Ces jeunes ont suivi une formation de trois mois dans divers métiers techniques : cosmétologie, dépannage de téléphones portables et de motocyclettes, crochet et artisanat. Ils ont exprimé leur gratitude envers cette initiative, soulignant que cette formation leur a permis de se détacher des expériences traumatisantes liées à la violence et à la présence des gangs dans leurs communautés.

La responsable de l’OCCED’H, Chrislie Luca, a rappelé que ces jeunes vivaient depuis trop longtemps dans l’insécurité, l’incertitude et le manque d’opportunités. « Beaucoup ont dû fuir leur quartier à cause de la violence des gangs armés », a-t-elle déclaré.

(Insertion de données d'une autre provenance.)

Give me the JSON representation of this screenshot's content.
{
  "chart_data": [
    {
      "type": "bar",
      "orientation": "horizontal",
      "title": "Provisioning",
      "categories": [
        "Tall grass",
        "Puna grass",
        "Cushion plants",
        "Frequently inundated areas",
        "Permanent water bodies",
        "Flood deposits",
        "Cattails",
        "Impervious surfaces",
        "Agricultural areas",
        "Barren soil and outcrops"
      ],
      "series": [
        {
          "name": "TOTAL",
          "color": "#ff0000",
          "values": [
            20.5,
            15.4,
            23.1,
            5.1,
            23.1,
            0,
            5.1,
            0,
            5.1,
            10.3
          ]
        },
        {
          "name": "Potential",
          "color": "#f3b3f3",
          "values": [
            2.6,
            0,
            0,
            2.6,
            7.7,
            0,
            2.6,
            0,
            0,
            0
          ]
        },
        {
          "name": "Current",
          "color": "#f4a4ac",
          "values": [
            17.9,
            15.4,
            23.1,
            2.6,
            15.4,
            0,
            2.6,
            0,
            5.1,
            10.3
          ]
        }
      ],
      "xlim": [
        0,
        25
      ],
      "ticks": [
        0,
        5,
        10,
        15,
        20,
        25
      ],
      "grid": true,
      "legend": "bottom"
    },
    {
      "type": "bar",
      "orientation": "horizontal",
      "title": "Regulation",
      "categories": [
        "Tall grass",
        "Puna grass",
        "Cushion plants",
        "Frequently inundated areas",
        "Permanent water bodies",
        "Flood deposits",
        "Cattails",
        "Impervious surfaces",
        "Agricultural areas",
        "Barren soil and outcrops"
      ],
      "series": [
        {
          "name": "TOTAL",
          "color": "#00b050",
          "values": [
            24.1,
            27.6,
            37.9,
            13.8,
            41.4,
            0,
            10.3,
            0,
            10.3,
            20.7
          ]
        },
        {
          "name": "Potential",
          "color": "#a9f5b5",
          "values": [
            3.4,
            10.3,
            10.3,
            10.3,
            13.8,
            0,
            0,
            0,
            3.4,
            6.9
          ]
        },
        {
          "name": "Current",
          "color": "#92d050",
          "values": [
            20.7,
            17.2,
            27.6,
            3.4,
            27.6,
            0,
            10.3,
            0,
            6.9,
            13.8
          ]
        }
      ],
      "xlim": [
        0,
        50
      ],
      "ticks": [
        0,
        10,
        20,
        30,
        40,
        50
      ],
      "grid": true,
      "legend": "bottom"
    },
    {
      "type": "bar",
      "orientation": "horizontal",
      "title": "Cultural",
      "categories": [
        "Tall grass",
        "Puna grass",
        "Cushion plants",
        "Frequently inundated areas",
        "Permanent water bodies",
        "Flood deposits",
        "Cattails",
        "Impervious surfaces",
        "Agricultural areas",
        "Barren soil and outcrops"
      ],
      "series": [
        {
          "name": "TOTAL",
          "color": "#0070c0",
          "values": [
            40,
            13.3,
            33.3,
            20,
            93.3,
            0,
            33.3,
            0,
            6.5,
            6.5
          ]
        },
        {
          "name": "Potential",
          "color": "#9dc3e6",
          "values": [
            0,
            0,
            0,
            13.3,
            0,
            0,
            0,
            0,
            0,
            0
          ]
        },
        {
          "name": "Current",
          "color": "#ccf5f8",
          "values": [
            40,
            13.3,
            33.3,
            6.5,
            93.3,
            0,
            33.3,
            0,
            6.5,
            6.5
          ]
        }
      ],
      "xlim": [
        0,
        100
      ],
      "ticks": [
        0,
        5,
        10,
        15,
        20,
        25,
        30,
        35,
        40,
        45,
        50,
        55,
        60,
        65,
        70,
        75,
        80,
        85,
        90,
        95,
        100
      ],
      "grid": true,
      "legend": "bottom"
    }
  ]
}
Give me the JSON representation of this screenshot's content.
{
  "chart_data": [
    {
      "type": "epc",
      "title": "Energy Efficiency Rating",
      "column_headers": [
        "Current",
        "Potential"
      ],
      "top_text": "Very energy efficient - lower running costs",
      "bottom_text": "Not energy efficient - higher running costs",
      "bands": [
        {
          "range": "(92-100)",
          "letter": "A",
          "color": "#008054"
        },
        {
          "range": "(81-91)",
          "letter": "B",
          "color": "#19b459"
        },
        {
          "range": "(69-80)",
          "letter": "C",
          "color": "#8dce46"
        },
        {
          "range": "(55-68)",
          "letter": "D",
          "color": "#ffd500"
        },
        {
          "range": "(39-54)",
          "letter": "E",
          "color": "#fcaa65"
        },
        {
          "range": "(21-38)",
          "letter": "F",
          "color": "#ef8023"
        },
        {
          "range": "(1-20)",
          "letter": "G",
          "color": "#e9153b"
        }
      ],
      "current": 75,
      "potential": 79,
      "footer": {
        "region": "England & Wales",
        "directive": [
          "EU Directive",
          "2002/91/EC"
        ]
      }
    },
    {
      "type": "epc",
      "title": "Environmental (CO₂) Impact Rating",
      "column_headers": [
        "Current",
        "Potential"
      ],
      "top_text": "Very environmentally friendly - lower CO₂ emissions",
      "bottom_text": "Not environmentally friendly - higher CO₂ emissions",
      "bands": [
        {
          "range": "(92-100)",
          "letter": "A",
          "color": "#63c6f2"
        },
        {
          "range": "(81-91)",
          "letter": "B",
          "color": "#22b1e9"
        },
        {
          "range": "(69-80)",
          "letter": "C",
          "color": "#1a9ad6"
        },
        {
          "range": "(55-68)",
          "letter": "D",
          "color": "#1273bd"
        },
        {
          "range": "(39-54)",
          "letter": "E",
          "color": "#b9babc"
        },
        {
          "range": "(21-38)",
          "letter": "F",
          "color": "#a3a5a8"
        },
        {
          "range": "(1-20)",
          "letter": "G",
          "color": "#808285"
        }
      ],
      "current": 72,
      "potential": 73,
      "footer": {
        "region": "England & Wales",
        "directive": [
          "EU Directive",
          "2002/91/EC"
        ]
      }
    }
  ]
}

De son côté, Inge Vervloesem, responsable de l’éducation à l’UNICEF, a réaffirmé l’engagement de l’organisation à offrir à chaque enfant et adolescent en Haïti la possibilité de réaliser pleinement son potentiel et de contribuer activement à la reconstruction du pays. « Les jeunes représentent une véritable lueur d’espoir », a-t-elle souligné.
Pierre Emmanuela Tanis, représentante de l’IBESR, a félicité les diplômés : « Aujourd’hui, c’est votre journée. Vous avez travaillé, persévéré, appris et vous êtes arrivés jusqu’ici. Je suis fière de vous ! »
Le chef du bureau de coordination des Nations Unies en Haïti, Modibo Traoré, est le parrain de cette deuxième promotion. Un représentant de l’ONU ayant visité l’OCCED’H s’est dit convaincu que, malgré les nombreuses difficultés que traverse le pays, Haïti possède de l’espoir, du potentiel et qu’un avenir meilleur est possible.

Par ailleurs, les préparatifs pour la troisième promotion sont déjà en cours, avec un démarrage des cours prévu pour janvier. Cette initiative constitue un pas important vers l’autonomisation des jeunes et leur insertion professionnelle, dans un contexte national particulièrement difficile.